Emsal Mahkeme Kararı İstanbul Bölge Adliye Mahkemesi 12. Hukuk Dairesi 2020/334 E. 2022/1663 K. 24.11.2022 T.

Görüntülediğiniz mahkeme kararı henüz kesinleşmemiştir. Yararlı olması amacıyla eklenmiştir.

T.C.
İSTANBUL
BÖLGE ADLİYE MAHKEMESİ
12. HUKUK DAİRESİ
DOSYA NO: 2020/334
KARAR NO: 2022/1663
T Ü R K M İ L L E T İ A D I N A
İ S T İ N A F K A R A R I
İNCELENEN KARARIN
MAHKEMESİ: İSTANBUL ANADOLU 3. ASLİYE TİCARET MAHKEMESİ
TARİHİ: 17/10/2019
NUMARASI: 2017/776 Esas – 2019/1070 Karar
DAVA: Alacak (Taşınmaz Alım-Satımı Kaynaklı)
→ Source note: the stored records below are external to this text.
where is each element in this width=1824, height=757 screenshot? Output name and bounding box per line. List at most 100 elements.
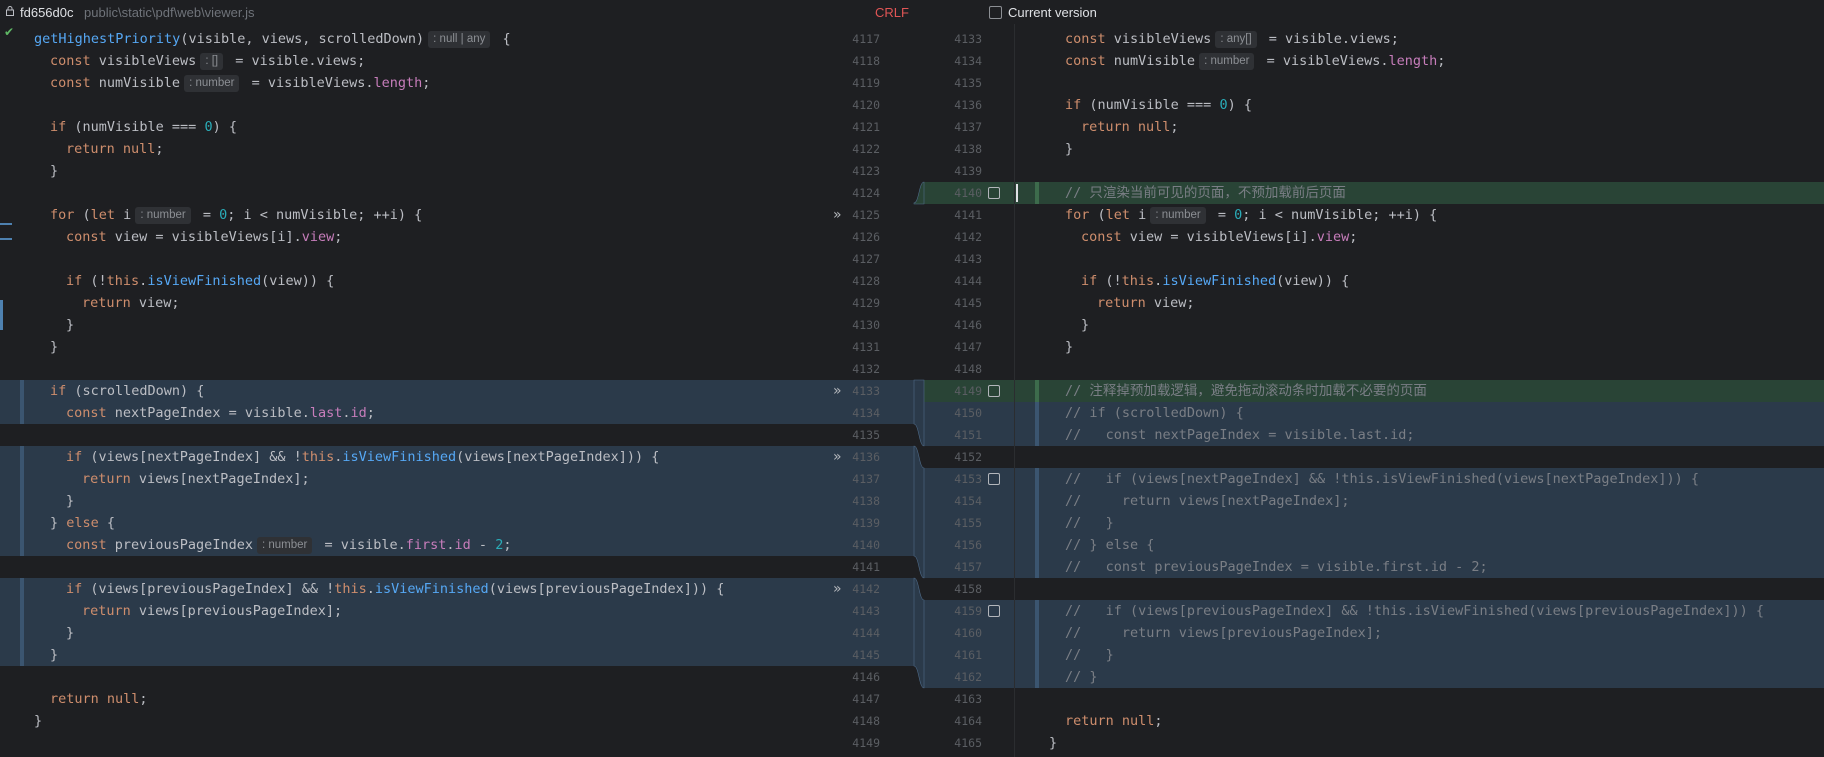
code-line[interactable]: const previousPageIndex: number = visibl… xyxy=(0,534,824,556)
line-number: 4156 xyxy=(954,538,982,552)
code-line[interactable]: return view; xyxy=(0,292,824,314)
code-line[interactable]: // const nextPageIndex = visible.last.id… xyxy=(1015,424,1824,446)
code-token: = visible. xyxy=(316,537,406,553)
code-line[interactable] xyxy=(0,666,824,688)
code-text: // 只渲染当前可见的页面，不预加载前后页面 xyxy=(1065,182,1346,204)
apply-change-icon[interactable]: » xyxy=(833,380,842,402)
accept-change-checkbox[interactable] xyxy=(988,385,1000,397)
code-line[interactable]: return null; xyxy=(0,688,824,710)
code-line[interactable] xyxy=(0,248,824,270)
code-token: nextPageIndex = visible. xyxy=(114,405,310,421)
code-line[interactable]: for (let i: number = 0; i < numVisible; … xyxy=(0,204,824,226)
code-line[interactable]: const numVisible: number = visibleViews.… xyxy=(0,72,824,94)
accept-change-checkbox[interactable] xyxy=(988,473,1000,485)
code-line[interactable] xyxy=(1015,160,1824,182)
code-line[interactable]: if (numVisible === 0) { xyxy=(0,116,824,138)
code-line[interactable]: getHighestPriority(visible, views, scrol… xyxy=(0,28,824,50)
code-line[interactable]: if (numVisible === 0) { xyxy=(1015,94,1824,116)
change-bar xyxy=(20,490,24,512)
code-line[interactable]: // 只渲染当前可见的页面，不预加载前后页面 xyxy=(1015,182,1824,204)
line-number: 4137 xyxy=(852,472,880,486)
code-token: view xyxy=(301,229,335,245)
code-line[interactable]: } xyxy=(0,644,824,666)
code-line[interactable] xyxy=(1015,248,1824,270)
code-line[interactable] xyxy=(1015,688,1824,710)
code-line[interactable]: const view = visibleViews[i].view; xyxy=(0,226,824,248)
code-line[interactable]: const nextPageIndex = visible.last.id; xyxy=(0,402,824,424)
accept-change-checkbox[interactable] xyxy=(988,187,1000,199)
code-line[interactable]: if (views[nextPageIndex] && !this.isView… xyxy=(0,446,824,468)
code-line[interactable]: if (scrolledDown) { xyxy=(0,380,824,402)
change-bar xyxy=(20,578,24,600)
code-line[interactable]: // } xyxy=(1015,512,1824,534)
code-line[interactable]: // if (scrolledDown) { xyxy=(1015,402,1824,424)
apply-change-icon[interactable]: » xyxy=(833,578,842,600)
code-line[interactable]: // if (views[previousPageIndex] && !this… xyxy=(1015,600,1824,622)
code-line[interactable]: return null; xyxy=(1015,116,1824,138)
code-token: } xyxy=(34,713,43,729)
line-number: 4142 xyxy=(852,582,880,596)
code-line[interactable]: // } xyxy=(1015,666,1824,688)
code-text: } xyxy=(50,336,58,358)
left-editor-pane[interactable]: getHighestPriority(visible, views, scrol… xyxy=(0,24,824,757)
line-ending-label[interactable]: CRLF xyxy=(875,5,909,20)
code-line[interactable]: } xyxy=(0,314,824,336)
code-line[interactable] xyxy=(1015,72,1824,94)
accept-change-checkbox[interactable] xyxy=(988,605,1000,617)
code-line[interactable]: // const previousPageIndex = visible.fir… xyxy=(1015,556,1824,578)
code-line[interactable]: // } xyxy=(1015,644,1824,666)
code-line[interactable]: return null; xyxy=(0,138,824,160)
code-line[interactable]: return null; xyxy=(1015,710,1824,732)
code-line[interactable]: const view = visibleViews[i].view; xyxy=(1015,226,1824,248)
code-token: (! xyxy=(90,273,107,289)
code-line[interactable]: const visibleViews: any[] = visible.view… xyxy=(1015,28,1824,50)
code-line[interactable]: const numVisible: number = visibleViews.… xyxy=(1015,50,1824,72)
code-line[interactable]: } xyxy=(0,490,824,512)
code-line[interactable] xyxy=(0,94,824,116)
code-line[interactable] xyxy=(1015,358,1824,380)
code-line[interactable]: // if (views[nextPageIndex] && !this.isV… xyxy=(1015,468,1824,490)
code-token: // if (scrolledDown) { xyxy=(1065,405,1244,421)
code-line[interactable]: return view; xyxy=(1015,292,1824,314)
code-text: // if (scrolledDown) { xyxy=(1065,402,1244,424)
code-line[interactable] xyxy=(0,424,824,446)
line-number: 4144 xyxy=(852,626,880,640)
code-line[interactable]: // return views[previousPageIndex]; xyxy=(1015,622,1824,644)
current-version-label[interactable]: Current version xyxy=(1008,5,1097,20)
code-token: return null xyxy=(66,141,156,157)
code-line[interactable]: } xyxy=(0,622,824,644)
current-version-checkbox[interactable] xyxy=(989,6,1002,19)
code-line[interactable]: return views[nextPageIndex]; xyxy=(0,468,824,490)
code-line[interactable] xyxy=(0,182,824,204)
code-line[interactable]: } xyxy=(1015,314,1824,336)
code-line[interactable]: } xyxy=(1015,336,1824,358)
code-line[interactable]: if (!this.isViewFinished(view)) { xyxy=(0,270,824,292)
code-token: return xyxy=(1097,295,1154,311)
code-line[interactable]: // return views[nextPageIndex]; xyxy=(1015,490,1824,512)
code-line[interactable]: if (views[previousPageIndex] && !this.is… xyxy=(0,578,824,600)
code-line[interactable]: return views[previousPageIndex]; xyxy=(0,600,824,622)
code-line[interactable]: // 注释掉预加载逻辑，避免拖动滚动条时加载不必要的页面 xyxy=(1015,380,1824,402)
code-line[interactable] xyxy=(0,556,824,578)
code-text: if (scrolledDown) { xyxy=(50,380,204,402)
apply-change-icon[interactable]: » xyxy=(833,204,842,226)
line-number: 4125 xyxy=(852,208,880,222)
code-line[interactable]: } xyxy=(1015,732,1824,754)
code-line[interactable] xyxy=(1015,446,1824,468)
code-line[interactable]: if (!this.isViewFinished(view)) { xyxy=(1015,270,1824,292)
apply-change-icon[interactable]: » xyxy=(833,446,842,468)
code-line[interactable]: } xyxy=(0,160,824,182)
right-editor-pane[interactable]: const visibleViews: any[] = visible.view… xyxy=(1014,24,1824,757)
checkmark-icon: ✔ xyxy=(4,25,15,39)
code-line[interactable]: } else { xyxy=(0,512,824,534)
code-line[interactable] xyxy=(0,358,824,380)
code-line[interactable] xyxy=(1015,578,1824,600)
code-line[interactable]: } xyxy=(0,336,824,358)
code-line[interactable]: // } else { xyxy=(1015,534,1824,556)
code-line[interactable]: for (let i: number = 0; i < numVisible; … xyxy=(1015,204,1824,226)
code-token: let xyxy=(90,207,124,223)
code-line[interactable]: } xyxy=(0,710,824,732)
code-line[interactable]: } xyxy=(1015,138,1824,160)
code-token: // } xyxy=(1065,515,1114,531)
code-line[interactable]: const visibleViews: [] = visible.views; xyxy=(0,50,824,72)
İSTİNAF KARAR TARİHİ: 24/11/2022
Davanın kısmen kabulüne ilişkin verilen kararın davacı vekili tarafından istinaf edilmesi üzerine düzenlenen rapor ve dosya kapsamı incelenip gereği görüşülüp düşünüldü;
DAVA: Davacı vekili; müvekkili ile davalı arasında imzalanan 30.01.2015 tarihli gayrimenkul satış sözleşmesi gereğince, davalı tarafın müvekkiline, Kadıköy İlçesi, … Mah. … ada, … parsel sayılı taşınmaz üzerine inşa edeceği projenin 5. katında yer alan, 24 no.lu bağımsız bölümü KDV dahil toplam 2.000.000-TL’ye satmayı kabul ve taahhüt ettiğini, müvekkilinin de 2.000.000-TL’yi ödeyerek taşınmazı tapuda da devraldığını, sözleşmenin 6. maddesine göre; söz konusu dairenin 31.12.2015 tarihinde teslim edileceği, daire tesliminde gecikme olması durumunda müşterinin 3 ay süre ile opsiyon tanıyacağı şartı bulunduğunu, bu şarta göre 3 aylık opsiyon dahil, davalının taşınmazı müvekkiline en geç 30.03.2016 tarihinde teslim etmesi gerektiğini, ancak davalı tarafın taahhüt ettiği 30.03.2016 tarihinde taşınmazı müvekkiline teslim etmediği için, müvekkilinin Beyoğlu … Noterliğinin 12 Nisan 2016 tarihli ihtarnamesi ile eksikliklerin giderilmesini ve geç teslim nedeniyle kira kaybının ödenmesini talep ettiğini, taşınmazın müvekkiline 9 ay gecikmeli olarak 29.12.2016 tarihinde teslim edildiğini, sözleşmenin teknik şartlar bölümüne göre (madde 23); yüklenicinin markalardan öncelikle, ilgili cümlenin ilk sırasında yazılı olanı uygulamakla yükümlü olup, bu markanın tedarikinde zorluklar oluşması veya başkaca bir geçerli nedenle bu markanın uygulamasının istenmemesi halinde, yüklenicinin sırasıyla diğer seçenekleri uygulamak zorunda olduğunu, davalının ise hiçbir zorunluluk olmadığı halde, birçok imalatta sözleşmeye uygun olmayan imalatlar yaptığını, daha ucuz olanları kullandığını, müvekkili tarafından yaptırılan delil tespitinde dairenin aylık kira getirisinin 6.000-TL, davalının kusuru nedeniyle su sızması sonucu oluşan hasar bedelinin ise 800-TL oye giderilebileceğinin tespit edildiğini belirterek, 54.000-TL kira alacağı ile 800-TL hasar bedeli olmak üzere toplam 54.800-TL’nin faiziyle birlikte davalıdan tahsiline karar verilmesini talep etmiştir.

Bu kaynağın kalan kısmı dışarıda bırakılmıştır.